How AI at the Edge Can Generate Enterprise-Wide Savings

Training a device to process data at the network edge via AI can make IoT implementations more efficient and provide greater predictive accuracy.

Edge Computing

As manufacturers seek to streamline their businesses, they want to gain more insight into the health of their equipment, with the goals of keeping it running smoothly, ensuring optimal performance, and reducing unexpected downtime.

Automation has long been used ito help achieve these goals, and in recent years, advances in key technologies—including artificial intelligence (AI) and Internet of Things (IoT)—have allowed manufacturers to take advantage of more sophisticated industrial use cases for automation, such as bin picking, and collaborative and autonomous mobile robots.  

Today, new types of assets are taking automation even further, as machines such as robotic welding arms and injection molding machines use hundreds of sensors that combine with existing data sources to improve overall equipment effectiveness (OEE). In the case of a robotic arm, for example, the machine data spans a large number of sensor and actuator measurements from the robotic arm itself, and external sources that indicate other operational and environmental conditions (e.g., line speed, job style, ambient temperature and humidity).

The process of joining these technologies with AI-based IoT technologies is playing an increasingly important role in delivering tangible business value throughout the manufacturing environment.

One downside of so much automation is a heavier dependence on machinery/robots to perform action. For some lines, if one robot goes down, the entire line goes down, making it critical to detect the health of these assets and possible signs of failure prior to an issue. This is accomplished by understanding what normal behavior of an asset is. By understanding the healthy cycle for a machine, anomalies and signs of failure can more easily be detected within the equipment behavior.

Manufacturers are now seeing AI’s potential to move beyond observing and reacting to machine behavior to looking at overall performance and productivity, including creating a deeper understanding of signs of failure on equipment, cycle times, operator performance, maintenance scheduling and material planning through a 360-degree view of operations. This is achieved by pulling data from programmable logic controllers (PLCs), manufacturing execution systems, and sensors to create a deeper understanding of signs of failure. AI-based IoT technologies is not only allowing for deeper insight into the current and historical behavior and performance of operations, but now enables forward-looking projections on how production lines will run in the future.

Overcoming Challenges

One technology advancement that is helping manufacturers gain this insight is AI device training at the edge. Training a device to process critical data at the network edge via AI can make IoT implementations much more efficient, with greater predictive accuracy and efficacy over solutions trained in the cloud.

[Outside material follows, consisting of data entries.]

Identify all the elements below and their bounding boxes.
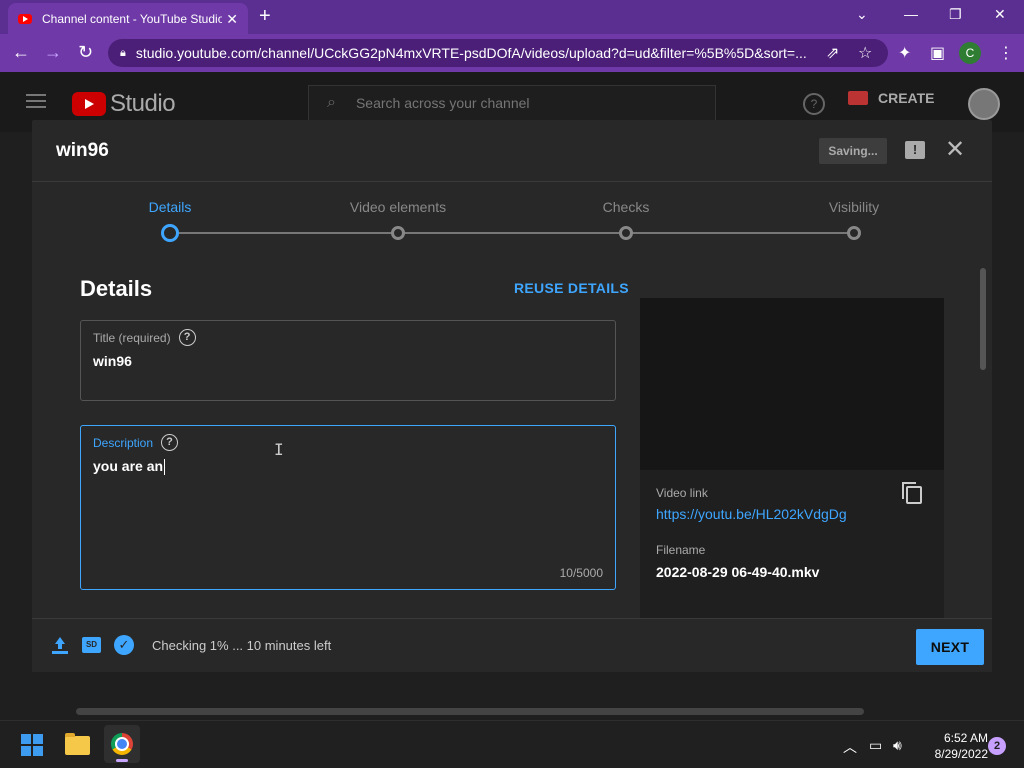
channel-search[interactable]: ⌕ [308, 85, 716, 121]
upload-dialog: win96 Saving... ! ✕ Details Video elemen… [32, 120, 992, 672]
filename-label: Filename [656, 543, 706, 557]
dialog-footer: SD ✓ Checking 1% ... 10 minutes left NEX… [32, 618, 992, 672]
create-label: CREATE [878, 90, 935, 106]
search-icon: ⌕ [327, 94, 336, 111]
step-video-elements[interactable]: Video elements [308, 199, 488, 215]
forward-arrow-icon[interactable]: → [44, 42, 62, 63]
lock-icon: 🔒︎ [120, 46, 126, 59]
url-text: studio.youtube.com/channel/UCckGG2pN4mxV… [135, 45, 807, 61]
ibeam-cursor-icon: I [274, 440, 284, 459]
bookmark-star-icon[interactable]: ☆ [858, 43, 872, 63]
details-content: Details REUSE DETAILS Title (required) ?… [32, 262, 992, 618]
youtube-favicon-icon [18, 13, 32, 24]
tab-title: Channel content - YouTube Studio [42, 11, 222, 26]
channel-avatar[interactable] [968, 88, 1000, 120]
step-dot-checks[interactable] [619, 226, 633, 240]
video-preview[interactable] [640, 298, 944, 470]
title-input[interactable]: win96 [93, 353, 132, 369]
description-label-text: Description [93, 435, 154, 450]
video-camera-icon [848, 91, 868, 105]
page-horizontal-scrollbar[interactable] [76, 708, 864, 715]
title-help-icon[interactable]: ? [178, 329, 196, 346]
file-explorer-icon[interactable] [65, 733, 90, 755]
filename-value: 2022-08-29 06-49-40.mkv [656, 564, 820, 580]
video-link[interactable]: https://youtu.be/HL202kVdgDg [656, 506, 847, 522]
text-caret [164, 459, 166, 476]
browser-tab[interactable]: Channel content - YouTube Studio ✕ [8, 3, 248, 34]
browser-tab-bar: Channel content - YouTube Studio ✕ + ⌄ —… [0, 0, 1024, 34]
title-field-label: Title (required) ? [93, 329, 196, 346]
windows-taskbar: ︿ ▭ 🔊︎ 6:52 AM 8/29/2022 2 [0, 720, 1024, 768]
step-visibility[interactable]: Visibility [764, 199, 944, 215]
description-text: you are an [93, 458, 164, 474]
video-link-label: Video link [656, 486, 708, 500]
dialog-header: win96 Saving... ! ✕ [32, 120, 992, 182]
dialog-close-icon[interactable]: ✕ [945, 135, 965, 164]
share-icon[interactable]: ⇗ [826, 43, 839, 63]
clock-date: 8/29/2022 [934, 747, 988, 761]
tab-search-chevron-icon[interactable]: ⌄ [856, 6, 868, 23]
copy-icon[interactable] [902, 482, 922, 504]
extensions-puzzle-icon[interactable]: ✦ [898, 43, 911, 63]
browser-profile-avatar[interactable]: C [959, 42, 981, 64]
search-input[interactable] [355, 95, 696, 111]
sd-quality-icon[interactable]: SD [82, 637, 101, 653]
step-dot-visibility[interactable] [847, 226, 861, 240]
step-details[interactable]: Details [80, 199, 260, 215]
description-help-icon[interactable]: ? [161, 434, 179, 451]
upload-status-text: Checking 1% ... 10 minutes left [152, 638, 332, 653]
step-dot-details[interactable] [161, 224, 179, 242]
reload-icon[interactable]: ↻ [78, 42, 93, 63]
windows-start-icon[interactable] [21, 734, 43, 756]
restore-icon[interactable]: ❐ [949, 6, 962, 23]
studio-logo[interactable]: Studio [72, 90, 176, 118]
hamburger-menu-icon[interactable] [26, 94, 46, 108]
taskbar-clock[interactable]: 6:52 AM 8/29/2022 [916, 730, 988, 762]
stepper-line [170, 232, 854, 234]
feedback-icon[interactable]: ! [905, 141, 925, 159]
next-button[interactable]: NEXT [916, 629, 984, 665]
side-panel-icon[interactable]: ▣ [930, 43, 945, 63]
upload-icon[interactable] [52, 637, 68, 655]
chrome-taskbar-button[interactable] [104, 725, 140, 763]
address-bar-row: ← → ↻ 🔒︎ studio.youtube.com/channel/UCck… [0, 34, 1024, 72]
clock-time: 6:52 AM [943, 731, 988, 745]
help-icon[interactable]: ? [803, 93, 825, 115]
back-arrow-icon[interactable]: ← [12, 42, 30, 63]
saving-badge: Saving... [819, 138, 887, 164]
chrome-icon [111, 733, 133, 755]
minimize-icon[interactable]: — [904, 6, 918, 22]
browser-menu-icon[interactable]: ⋮ [998, 43, 1014, 63]
upload-stepper: Details Video elements Checks Visibility [32, 182, 992, 262]
title-field[interactable]: Title (required) ? win96 [80, 320, 616, 401]
checks-complete-icon[interactable]: ✓ [114, 635, 134, 655]
dialog-scrollbar[interactable] [980, 268, 986, 370]
section-title: Details [80, 276, 153, 301]
studio-logo-text: Studio [110, 90, 176, 117]
tab-close-icon[interactable]: ✕ [226, 11, 238, 28]
dialog-title: win96 [56, 140, 109, 161]
description-char-counter: 10/5000 [559, 566, 603, 580]
step-checks[interactable]: Checks [536, 199, 716, 215]
omnibox[interactable]: 🔒︎ studio.youtube.com/channel/UCckGG2pN4… [108, 39, 888, 67]
video-info-panel: Video link https://youtu.be/HL202kVdgDg … [640, 470, 944, 618]
description-field[interactable]: Description ? you are an 10/5000 [80, 425, 616, 590]
description-field-label: Description ? [93, 434, 179, 451]
title-label-text: Title (required) [93, 330, 171, 345]
create-button[interactable]: CREATE [848, 90, 935, 106]
active-app-indicator [116, 759, 128, 762]
step-dot-video-elements[interactable] [391, 226, 405, 240]
window-close-icon[interactable]: ✕ [994, 6, 1006, 23]
new-tab-button[interactable]: + [259, 5, 271, 28]
network-icon[interactable]: ▭ [869, 737, 882, 754]
youtube-logo-icon [72, 92, 106, 116]
tray-chevron-up-icon[interactable]: ︿ [843, 737, 857, 757]
description-input[interactable]: you are an [93, 458, 166, 476]
notification-badge[interactable]: 2 [988, 737, 1006, 755]
volume-icon[interactable]: 🔊︎ [893, 737, 902, 754]
reuse-details-button[interactable]: REUSE DETAILS [514, 280, 629, 296]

In many scenarios, standard IoT analytics collect data from the edge devices and pass them to the cloud for analysis, then back to the device for action. There are two key problems with this approach: cost and latency.

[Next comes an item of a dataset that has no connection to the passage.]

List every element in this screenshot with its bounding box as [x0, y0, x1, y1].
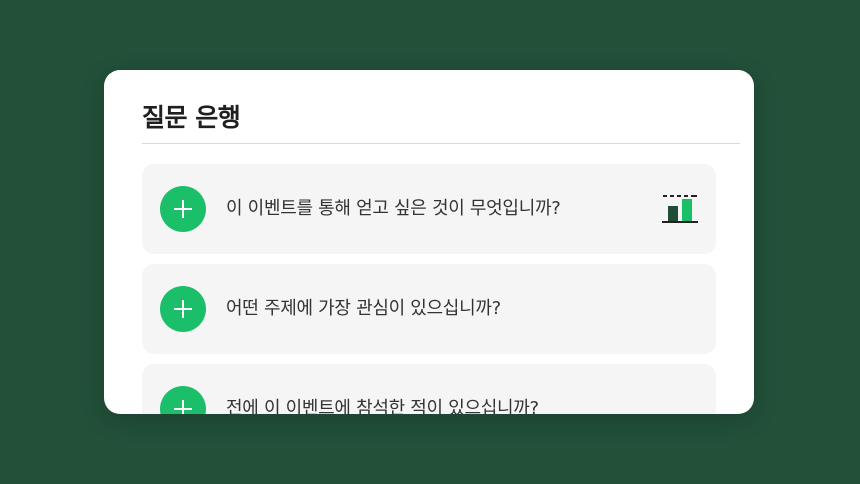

For most IoT and machine learning applications, such as those in manufacturing, latency is not an option because of the carefully orchestrated synchronization between sensors and machines. Cost is also an issue; transmitting all data to the cloud for processing can be too expensive for most manufacturing applications.

The cellular network used by most companies for their IoT implementations can lead to some unexpected costs as usage grows. The cost of using the cloud to store the data also increases as data usage grows. This is where edge device training becomes increasingly important. 

Training each device separately at the edge allows the device to learn in the same environment and under the same conditions in which it will operate. By being able to train devices in the actual environment versus training them all similarly in the cloud, and passing down directives from there, performance is naturally improved.

Edge Training in Action

An example from automotive manufacturing best shows the value of training at the edge. The industry leverages a large quantity of robotic welders and robotic material handlers. Across one facility, there may be 1,000 or more robotic arms doing the same job in tandem with fixtures holding parts. Transmitting that data to a cloud environment to train can be costly. 

By using AI at the edge, potentially catastrophic maintenance and repair issues can be discovered and mitigated more quickly. Data points can be gathered from assets at rates exceeding once every 100 ms.  With AI processing data at the edge, the business could understand the health of its equipment, as well as if there were anomalies or signs of failure. Stakeholders were then alerted when anomalies were detected.

Using AI to train at the edge is a critical part of IoT implementations, especially as they scale. Edge training can help reduce costs and latency, and increase performance for IoT implementations by ensuring equipment is always in peak condition. The cloud will always be an integral part of the IoT, however, and training at the edge and in the cloud should go hand in hand to gain the largest benefit to an edge AI deployment.

 

Yasser Khan is CEO of One Tech, Inc., a global organization focused on redefining artificial intelligence at the network edge. He is a veteran business executive and serial entrepreneur in the digital transformation space with a focus on business process automation, IIoT and artificial intelligence/machine learning. In 2016, Khan was nominated for “Entrepreneur of the Year” by Ernst & Young LLP.